What Putin said at the UN seemed more factual than Obama’s. Obama appealed to empty talk rather than facts supporting why Assad must go and Russia is such an aggressive and dangerous state. Obama is defending an imperial agenda that has been imploding the world, and it is tragic it takes someone like Vladimir Putin to point this out.


  1. If there is to be any democracy in the Middle East, let work to establish a REPUBLIC in place of the feudal Saudi monarchy in Saudi Arabia immediately, then will there be any change in what is now happening there.

  2. Help me out here!

    On the one hand, the Saudi regime (which, I agree, is despotic and despicable) should lose the support of the U.S. for its despotic and despicable activities while the U.S. should not have withdrawn its support for the Ghadafi regime (which not only had “the potential” to abuse its own citizens but was actively doing so).

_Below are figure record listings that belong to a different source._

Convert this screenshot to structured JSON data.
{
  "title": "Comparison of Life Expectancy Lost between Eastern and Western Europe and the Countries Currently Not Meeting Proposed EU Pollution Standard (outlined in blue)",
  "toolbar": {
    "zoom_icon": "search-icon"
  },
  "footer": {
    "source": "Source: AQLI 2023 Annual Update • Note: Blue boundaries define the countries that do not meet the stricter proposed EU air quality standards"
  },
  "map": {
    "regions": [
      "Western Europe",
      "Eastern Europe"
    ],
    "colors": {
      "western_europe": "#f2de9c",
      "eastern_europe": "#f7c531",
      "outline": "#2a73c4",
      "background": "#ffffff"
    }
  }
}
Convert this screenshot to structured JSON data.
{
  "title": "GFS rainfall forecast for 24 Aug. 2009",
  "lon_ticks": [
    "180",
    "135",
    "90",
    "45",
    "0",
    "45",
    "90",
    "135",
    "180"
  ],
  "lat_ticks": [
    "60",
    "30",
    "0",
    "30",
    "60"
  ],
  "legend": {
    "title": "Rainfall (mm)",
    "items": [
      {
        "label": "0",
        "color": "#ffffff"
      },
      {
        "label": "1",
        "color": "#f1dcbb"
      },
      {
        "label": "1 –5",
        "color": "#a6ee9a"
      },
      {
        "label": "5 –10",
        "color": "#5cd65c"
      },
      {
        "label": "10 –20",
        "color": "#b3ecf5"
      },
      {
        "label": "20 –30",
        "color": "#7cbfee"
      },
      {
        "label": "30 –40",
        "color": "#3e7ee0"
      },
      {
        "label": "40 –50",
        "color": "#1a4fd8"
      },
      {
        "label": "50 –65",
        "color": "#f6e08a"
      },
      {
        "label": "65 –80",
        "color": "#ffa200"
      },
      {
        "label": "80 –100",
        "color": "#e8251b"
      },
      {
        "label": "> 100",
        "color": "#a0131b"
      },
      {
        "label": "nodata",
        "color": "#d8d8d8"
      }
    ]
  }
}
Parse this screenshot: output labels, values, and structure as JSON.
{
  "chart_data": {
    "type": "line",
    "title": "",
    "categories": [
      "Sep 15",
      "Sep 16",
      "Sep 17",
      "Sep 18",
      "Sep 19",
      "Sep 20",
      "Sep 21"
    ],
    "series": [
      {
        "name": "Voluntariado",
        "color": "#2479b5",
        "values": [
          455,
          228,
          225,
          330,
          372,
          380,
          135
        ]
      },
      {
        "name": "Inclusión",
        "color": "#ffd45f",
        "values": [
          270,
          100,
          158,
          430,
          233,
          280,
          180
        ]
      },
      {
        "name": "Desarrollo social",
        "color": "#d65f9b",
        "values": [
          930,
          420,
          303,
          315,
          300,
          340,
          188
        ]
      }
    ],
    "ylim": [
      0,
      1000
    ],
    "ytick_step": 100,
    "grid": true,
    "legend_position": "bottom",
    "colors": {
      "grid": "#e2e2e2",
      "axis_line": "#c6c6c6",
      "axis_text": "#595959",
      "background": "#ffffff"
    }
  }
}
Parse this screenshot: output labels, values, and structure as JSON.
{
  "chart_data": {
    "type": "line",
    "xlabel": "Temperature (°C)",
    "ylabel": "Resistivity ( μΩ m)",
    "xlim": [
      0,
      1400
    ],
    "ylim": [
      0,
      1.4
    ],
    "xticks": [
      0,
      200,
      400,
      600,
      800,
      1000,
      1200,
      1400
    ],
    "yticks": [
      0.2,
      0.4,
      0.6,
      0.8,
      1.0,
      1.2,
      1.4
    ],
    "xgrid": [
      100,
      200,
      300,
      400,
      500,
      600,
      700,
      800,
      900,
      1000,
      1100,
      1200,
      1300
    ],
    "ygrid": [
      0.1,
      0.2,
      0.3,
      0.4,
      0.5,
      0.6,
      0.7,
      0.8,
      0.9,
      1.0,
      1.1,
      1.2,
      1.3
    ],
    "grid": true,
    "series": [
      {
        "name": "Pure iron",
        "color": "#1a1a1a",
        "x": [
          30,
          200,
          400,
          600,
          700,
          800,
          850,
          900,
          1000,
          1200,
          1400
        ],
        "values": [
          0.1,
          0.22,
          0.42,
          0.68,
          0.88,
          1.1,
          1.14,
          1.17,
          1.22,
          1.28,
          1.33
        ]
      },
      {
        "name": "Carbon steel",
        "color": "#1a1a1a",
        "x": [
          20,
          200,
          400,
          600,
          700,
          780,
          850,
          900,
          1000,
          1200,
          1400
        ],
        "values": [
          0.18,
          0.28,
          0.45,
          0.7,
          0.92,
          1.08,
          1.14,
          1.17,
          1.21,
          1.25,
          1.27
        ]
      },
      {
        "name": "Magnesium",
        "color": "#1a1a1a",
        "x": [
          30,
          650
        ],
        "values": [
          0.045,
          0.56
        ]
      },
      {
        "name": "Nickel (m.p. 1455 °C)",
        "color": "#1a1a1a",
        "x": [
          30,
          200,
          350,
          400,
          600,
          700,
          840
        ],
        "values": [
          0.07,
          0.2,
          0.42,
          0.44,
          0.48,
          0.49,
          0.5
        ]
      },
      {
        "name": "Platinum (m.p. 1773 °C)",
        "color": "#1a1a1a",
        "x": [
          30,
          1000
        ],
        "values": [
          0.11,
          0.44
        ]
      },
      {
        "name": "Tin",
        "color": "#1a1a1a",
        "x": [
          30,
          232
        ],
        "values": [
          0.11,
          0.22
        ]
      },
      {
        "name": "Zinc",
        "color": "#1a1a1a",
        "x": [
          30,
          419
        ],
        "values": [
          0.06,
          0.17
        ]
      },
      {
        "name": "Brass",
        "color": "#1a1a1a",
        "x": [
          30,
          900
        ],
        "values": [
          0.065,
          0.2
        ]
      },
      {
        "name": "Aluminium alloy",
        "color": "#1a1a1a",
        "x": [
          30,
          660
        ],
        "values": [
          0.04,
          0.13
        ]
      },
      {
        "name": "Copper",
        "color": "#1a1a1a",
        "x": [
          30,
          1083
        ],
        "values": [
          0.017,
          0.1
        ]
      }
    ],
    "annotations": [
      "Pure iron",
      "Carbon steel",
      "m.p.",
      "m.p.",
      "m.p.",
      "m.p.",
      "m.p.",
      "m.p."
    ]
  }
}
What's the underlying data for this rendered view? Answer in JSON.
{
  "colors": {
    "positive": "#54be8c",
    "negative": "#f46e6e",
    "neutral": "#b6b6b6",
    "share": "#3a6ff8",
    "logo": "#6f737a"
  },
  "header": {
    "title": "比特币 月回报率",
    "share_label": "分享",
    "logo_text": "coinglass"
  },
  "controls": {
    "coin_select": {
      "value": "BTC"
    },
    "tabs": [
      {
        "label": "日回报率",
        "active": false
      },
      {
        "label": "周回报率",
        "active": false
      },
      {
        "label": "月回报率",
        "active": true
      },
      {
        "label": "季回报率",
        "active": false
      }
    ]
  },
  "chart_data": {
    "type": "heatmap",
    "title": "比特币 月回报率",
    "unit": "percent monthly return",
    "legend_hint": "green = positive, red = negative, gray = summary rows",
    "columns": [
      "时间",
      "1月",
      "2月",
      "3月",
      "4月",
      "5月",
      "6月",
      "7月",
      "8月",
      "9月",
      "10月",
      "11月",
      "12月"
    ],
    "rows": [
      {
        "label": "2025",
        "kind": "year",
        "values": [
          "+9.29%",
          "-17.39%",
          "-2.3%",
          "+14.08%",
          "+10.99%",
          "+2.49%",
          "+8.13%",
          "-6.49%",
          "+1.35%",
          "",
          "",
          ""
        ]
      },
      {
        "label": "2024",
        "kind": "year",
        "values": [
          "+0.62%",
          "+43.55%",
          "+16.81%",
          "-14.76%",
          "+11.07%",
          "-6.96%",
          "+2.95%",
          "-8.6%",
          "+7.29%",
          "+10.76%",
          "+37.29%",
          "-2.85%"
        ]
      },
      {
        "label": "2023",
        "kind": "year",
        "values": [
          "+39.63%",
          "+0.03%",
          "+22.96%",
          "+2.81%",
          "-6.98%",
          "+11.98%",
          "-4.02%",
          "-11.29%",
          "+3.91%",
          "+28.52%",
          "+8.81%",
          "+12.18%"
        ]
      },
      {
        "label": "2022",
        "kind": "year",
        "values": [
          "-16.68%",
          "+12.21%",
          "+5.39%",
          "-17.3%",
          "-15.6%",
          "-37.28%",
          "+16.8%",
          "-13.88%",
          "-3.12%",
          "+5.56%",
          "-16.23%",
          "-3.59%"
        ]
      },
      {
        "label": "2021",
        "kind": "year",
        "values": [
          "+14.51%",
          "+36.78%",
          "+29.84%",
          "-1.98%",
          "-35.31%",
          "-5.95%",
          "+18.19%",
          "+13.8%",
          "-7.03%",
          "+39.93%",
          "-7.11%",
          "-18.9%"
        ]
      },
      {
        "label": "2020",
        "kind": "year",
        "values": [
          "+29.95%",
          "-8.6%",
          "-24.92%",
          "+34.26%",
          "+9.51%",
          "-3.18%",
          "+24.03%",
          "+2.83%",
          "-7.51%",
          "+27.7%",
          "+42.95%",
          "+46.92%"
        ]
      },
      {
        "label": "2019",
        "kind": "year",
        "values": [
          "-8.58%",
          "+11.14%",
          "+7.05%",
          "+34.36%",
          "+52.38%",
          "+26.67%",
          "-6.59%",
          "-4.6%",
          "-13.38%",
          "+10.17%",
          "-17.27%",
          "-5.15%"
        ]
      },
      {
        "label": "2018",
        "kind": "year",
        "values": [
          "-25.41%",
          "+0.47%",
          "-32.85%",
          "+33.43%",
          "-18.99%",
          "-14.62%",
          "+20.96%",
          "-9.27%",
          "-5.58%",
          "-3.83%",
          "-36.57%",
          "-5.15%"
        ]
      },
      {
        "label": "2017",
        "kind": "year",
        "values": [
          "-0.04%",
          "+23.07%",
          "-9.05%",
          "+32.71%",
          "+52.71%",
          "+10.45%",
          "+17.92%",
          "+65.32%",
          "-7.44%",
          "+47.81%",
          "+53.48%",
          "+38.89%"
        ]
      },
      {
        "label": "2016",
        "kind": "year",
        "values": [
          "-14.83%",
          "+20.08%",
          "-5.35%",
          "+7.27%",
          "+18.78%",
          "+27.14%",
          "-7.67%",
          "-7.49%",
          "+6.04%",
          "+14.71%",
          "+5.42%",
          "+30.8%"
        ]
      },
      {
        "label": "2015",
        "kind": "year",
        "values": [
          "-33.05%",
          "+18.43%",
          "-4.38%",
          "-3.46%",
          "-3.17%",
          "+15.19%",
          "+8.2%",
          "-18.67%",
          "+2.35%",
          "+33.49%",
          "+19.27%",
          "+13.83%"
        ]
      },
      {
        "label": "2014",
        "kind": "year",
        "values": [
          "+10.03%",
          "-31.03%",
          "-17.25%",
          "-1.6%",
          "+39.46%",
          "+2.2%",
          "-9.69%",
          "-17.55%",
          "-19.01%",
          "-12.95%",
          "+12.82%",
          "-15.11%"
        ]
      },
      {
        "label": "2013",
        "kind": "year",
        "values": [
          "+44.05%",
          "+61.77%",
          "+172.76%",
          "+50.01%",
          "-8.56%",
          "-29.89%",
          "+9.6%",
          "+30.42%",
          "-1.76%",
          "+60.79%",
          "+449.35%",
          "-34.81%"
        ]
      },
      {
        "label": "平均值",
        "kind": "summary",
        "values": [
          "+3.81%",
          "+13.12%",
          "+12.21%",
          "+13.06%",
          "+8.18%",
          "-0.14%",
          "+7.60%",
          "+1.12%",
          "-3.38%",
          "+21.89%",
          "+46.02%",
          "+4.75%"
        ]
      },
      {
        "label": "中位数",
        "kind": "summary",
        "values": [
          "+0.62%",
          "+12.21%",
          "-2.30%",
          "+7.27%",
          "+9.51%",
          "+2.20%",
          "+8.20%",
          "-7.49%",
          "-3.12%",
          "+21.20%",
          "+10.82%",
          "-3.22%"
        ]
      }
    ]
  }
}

    And Assad, despite his practice of barrel-bombing his own citizens in urban areas and despite the use of chemical weapons on his own people, is somehow not quite as bad as the Saudi regime? That the Saudis are oppressive of their own people is factual. I wonder, though, if barrel-bombing one’s own people and attacking them with chemical weapons might be considered oppressive as well? I have little use for the Saudis, but Assad is just south of being a sociopath. And, if you’re wondering where much of his weaponry comes from, call the Moscow area code and ask for Vladi.

    I would hesitate to start ranking dictators/bad guys in the near and middle east in terms of how good or bad they are relative to each other. They are all bad and equally so.

    As to this president not being specific in terms of Russian aggression, I would venture to say that his mention of Crimea was pretty specific. And I would further venture to say that his insinuation about the presence of Russian troops and advisers—not just Ukrainian rebels—in eastern Ukraine was, if not equally specific, close to it.

    I absolutely believe that the American adventure in Iraq, brought to us by President Cheney and Vice-President Bush, gave birth to what has now become a destabilization of virtually the entire near and middle-east. It did not stifle the terrorist movement, it injected it with steroids. But that was Cheney/Bush—two committed oil imperialists.

    I seriously think Obama has spent seven years trying to figure out how to get out of the middle east. An imperialist he is not. But he is faced with an almost impenetrable web of historical, geographical, cultural, social and religious issues. Not to mention the ethical/moral issues of intervening or not intervening within that web to bring an end to genocide.

    Putin’s predecessor did not leave him with that dilemma and, hence, Russia has had to play little or no role in it. And Putin could care less about genocide.

  3. I have long been a supporter of the idea that we should denounce Saudi Arabia as a country that violates basic human rights and decency. I’d also like to see the US stop supporting Isreal and the genocide they practise almost daily on the Palestinian people. They should restore the borders that were agreed on in 1947. As for Saudi Arabia, we tolerate them only because of the oil reserves they possess. Oh and BTW, I agree with you. Pretty sad when our own president has his hands tied by the CIA, the Pentagon or whatever power is really running this country.